O mundo empobreceu. Riqueza está sendo queimada em cifras de trilhões de dólares e euros e os recursos prometidos por governos e instituições financeiras globais para socorrer bancos, empresas e países, são riqueza futura, que se esperam, as pessoas produzam para cobrir esse rombo criado por financistas aventureiros em aliança com políticos e burocratas de governos ineficientes e corruptos.
Higienizar o mercado e o sistema político mundial vai custar caro. Muito caro! E a cota será paga por quem sempre paga: o povo. Ela virá em forma de inflação, déficit público e endividamento dos governos. A chegada da fatura na conta dos contribuintes é questão de tempo. A dor poderia ser abreviada se os políticos do mundo compreendessem que a saída passa pela maior abertura econômica e pelo aumento da circulação de riquezas no mercado global. Mas, na política reina a hipocrisia. Ao mesmo tempo em que os governantes do mundo declaram intenções contrárias ao protecionismo, na prática, adotam medidas subreptícias de fechamento de suas economias. O governo Lula é o campeão da hipocrisia protecionista.
Mesmo assim, não há fim do capitalismo na saída do túnel dessa crise. Sob a liderança de Obama, os EUA apontam para uma mudança no paradigma energético e no padrão de consumo nas sociedades capitalistas avançadas. O ocidente parece ter começado a entender que é melhor viver em harmonia com a natureza do que brincar de Deus e tentar dominá-la completamente. Impossível!
Um novo sistema multilateral de regulação e governança da sociedade global está em gestação. Embora seus contornos ainda estejam indefinidos, a hegemonia dos EUA, inaugurada no período pós-Segunda Guerra Mundial, parece encerrada. Mas, a liderança mundial dos EUA segue de pé, e é Obama quem delineia os contornos da nova agenda.

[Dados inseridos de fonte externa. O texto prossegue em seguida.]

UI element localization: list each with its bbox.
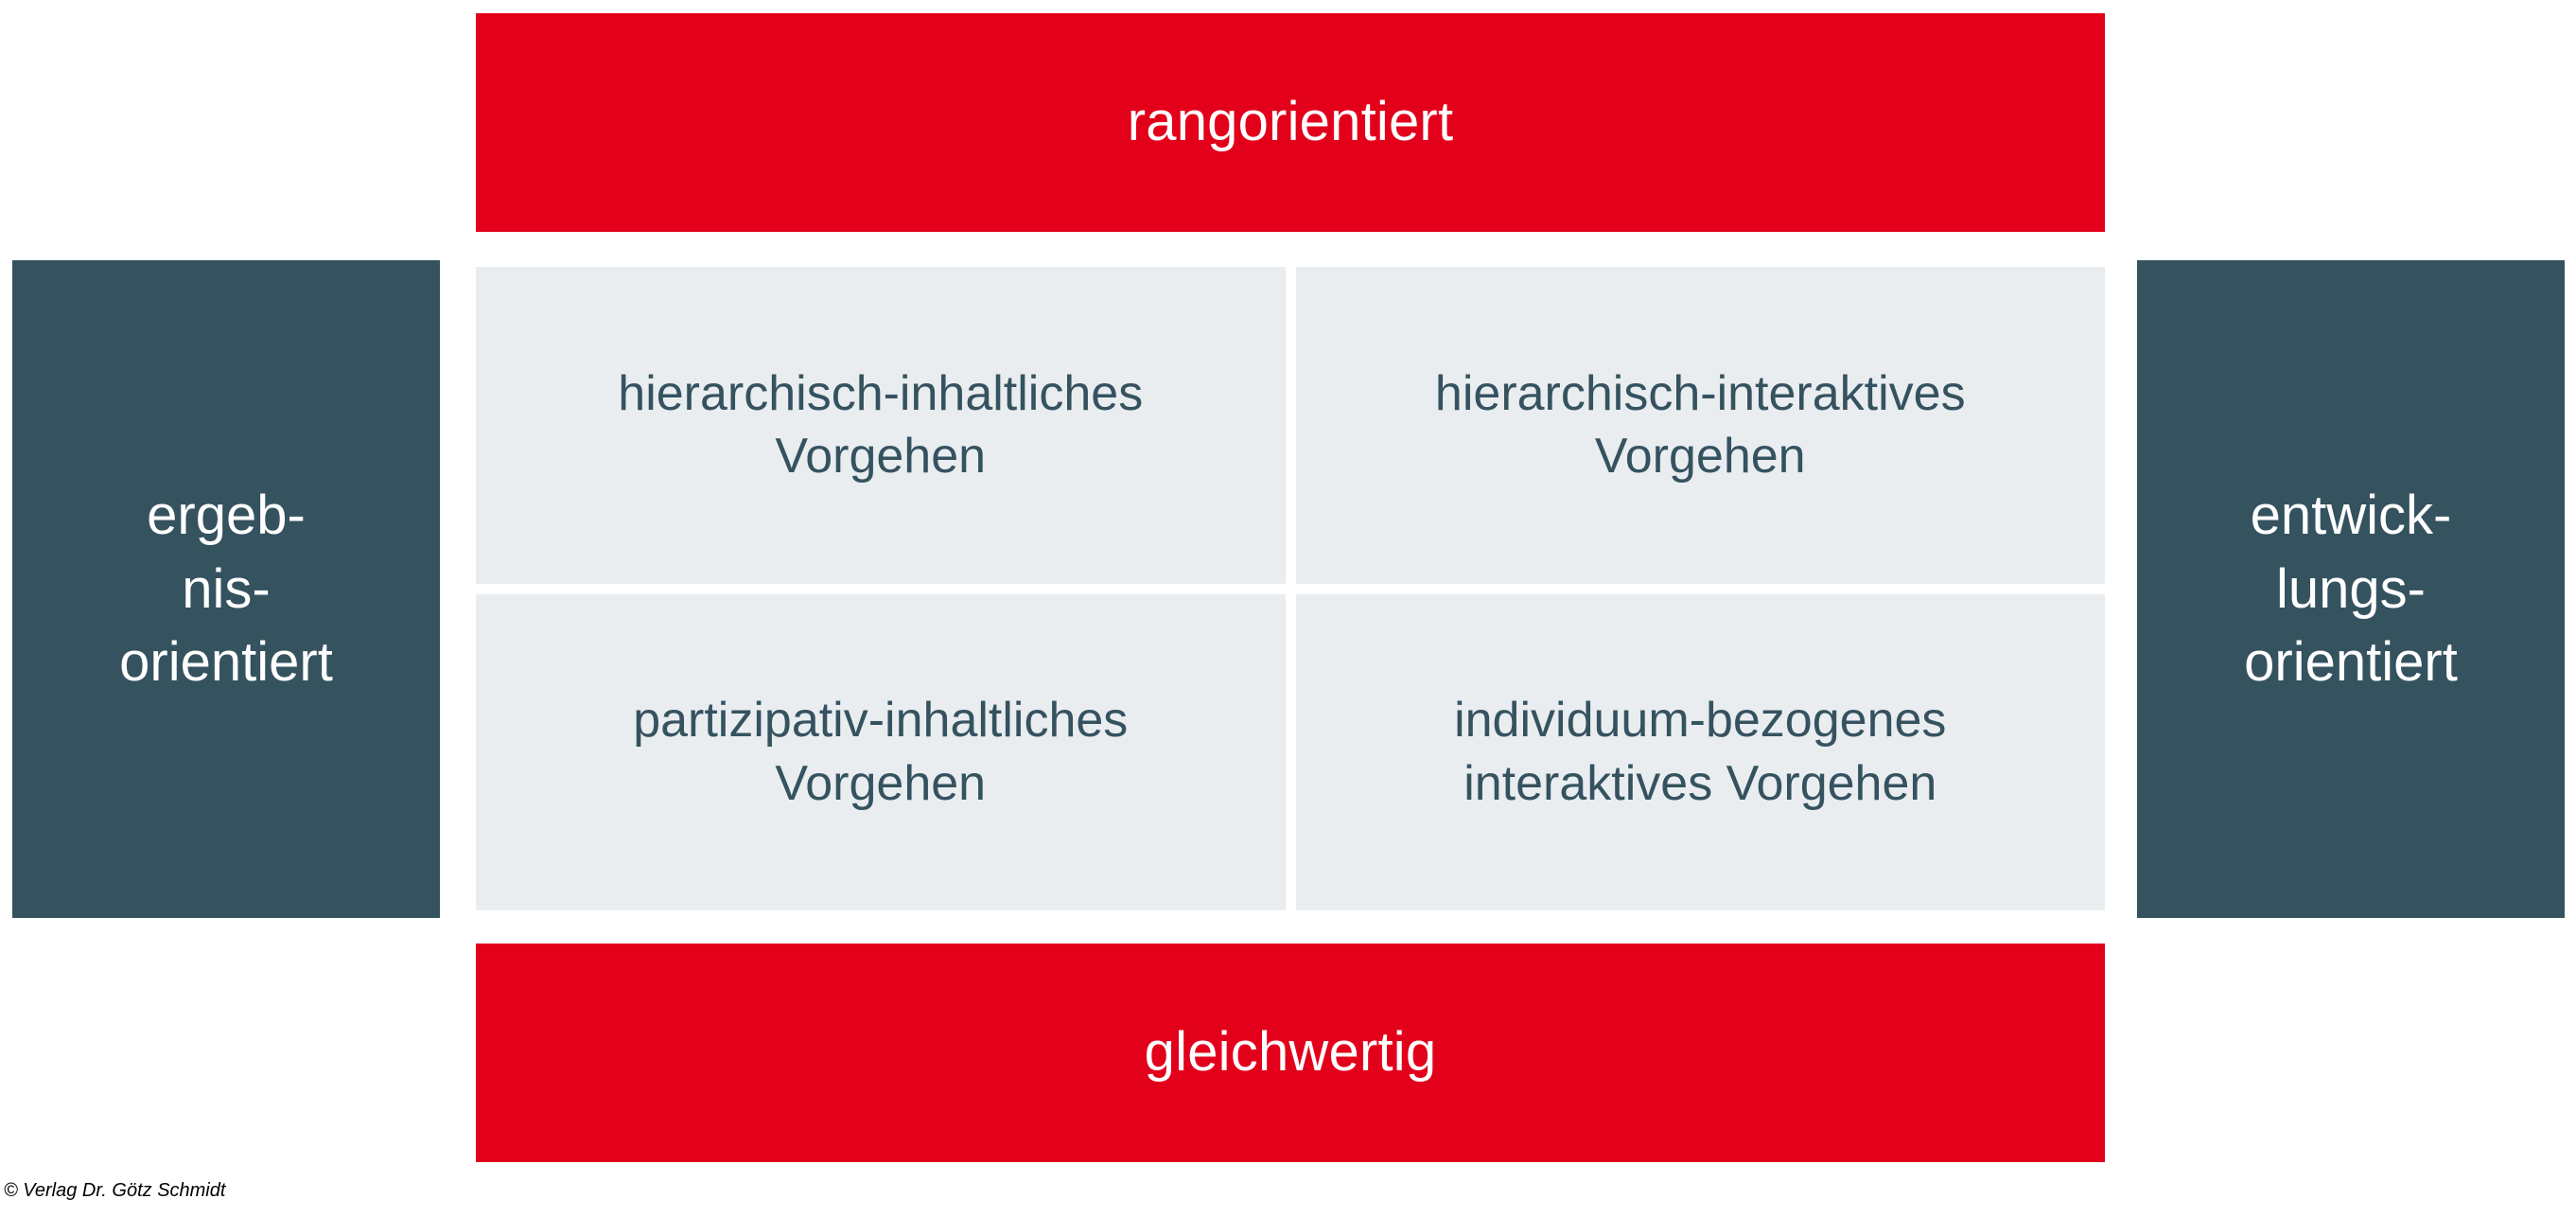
right-axis-label-line-2: lungs- — [2244, 553, 2458, 626]
top-axis-banner-rangorientiert: rangorientiert — [476, 13, 2105, 232]
left-axis-panel-ergebnisorientiert: ergeb- nis- orientiert — [12, 260, 440, 918]
quadrant-top-left-line-1: hierarchisch-inhaltliches — [618, 362, 1143, 426]
quadrant-top-right-line-2: Vorgehen — [1435, 425, 1966, 488]
quadrant-top-left-line-2: Vorgehen — [618, 425, 1143, 488]
right-axis-label: entwick- lungs- orientiert — [2244, 479, 2458, 699]
quadrant-top-left-label: hierarchisch-inhaltliches Vorgehen — [618, 362, 1143, 488]
top-axis-label: rangorientiert — [1128, 91, 1454, 154]
right-axis-label-line-1: entwick- — [2244, 479, 2458, 553]
quadrant-bottom-left-label: partizipativ-inhaltliches Vorgehen — [633, 689, 1128, 815]
diagram-canvas: rangorientiert ergeb- nis- orientiert hi… — [0, 0, 2576, 1217]
quadrant-bottom-right-line-2: interaktives Vorgehen — [1454, 752, 1946, 816]
quadrant-bottom-right-label: individuum-bezogenes interaktives Vorgeh… — [1454, 689, 1946, 815]
quadrant-top-right-line-1: hierarchisch-interaktives — [1435, 362, 1966, 426]
left-axis-label-line-3: orientiert — [119, 626, 333, 699]
quadrant-matrix: hierarchisch-inhaltliches Vorgehen hiera… — [476, 267, 2105, 910]
quadrant-bottom-left-line-1: partizipativ-inhaltliches — [633, 689, 1128, 752]
quadrant-top-right-label: hierarchisch-interaktives Vorgehen — [1435, 362, 1966, 488]
right-axis-panel-entwicklungsorientiert: entwick- lungs- orientiert — [2137, 260, 2565, 918]
quadrant-bottom-right-line-1: individuum-bezogenes — [1454, 689, 1946, 752]
right-axis-label-line-3: orientiert — [2244, 626, 2458, 699]
left-axis-label-line-2: nis- — [119, 553, 333, 626]
quadrant-bottom-left[interactable]: partizipativ-inhaltliches Vorgehen — [476, 594, 1286, 911]
left-axis-label: ergeb- nis- orientiert — [119, 479, 333, 699]
left-axis-label-line-1: ergeb- — [119, 479, 333, 553]
bottom-axis-banner-gleichwertig: gleichwertig — [476, 944, 2105, 1162]
quadrant-bottom-right[interactable]: individuum-bezogenes interaktives Vorgeh… — [1296, 594, 2106, 911]
bottom-axis-label: gleichwertig — [1145, 1021, 1437, 1085]
quadrant-top-right[interactable]: hierarchisch-interaktives Vorgehen — [1296, 267, 2106, 584]
quadrant-bottom-left-line-2: Vorgehen — [633, 752, 1128, 816]
copyright-notice: © Verlag Dr. Götz Schmidt — [4, 1180, 225, 1202]
quadrant-top-left[interactable]: hierarchisch-inhaltliches Vorgehen — [476, 267, 1286, 584]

O sistema financeiro e político mundial precisarão ser depurados da burocracia e da corrupção. O ciclo de revitalização do novo capitalismo já começou. Quem imagina que vivemos o fim da globalização, não está entendendo nada. Para que isso fosse possível seria preciso abolir a internet e demais sistemas de comunicação global em redes distribuídas, e acabar com o sistema de transporte, de gente e de riquezas em grande volume e alta velocidade de um lado para outro do planeta. Isso não vai acontecer, a menos que vivamos um colapso energético e tecnológico. O capitalismo do futuro será outro; mas, repito, ainda será capitalismo.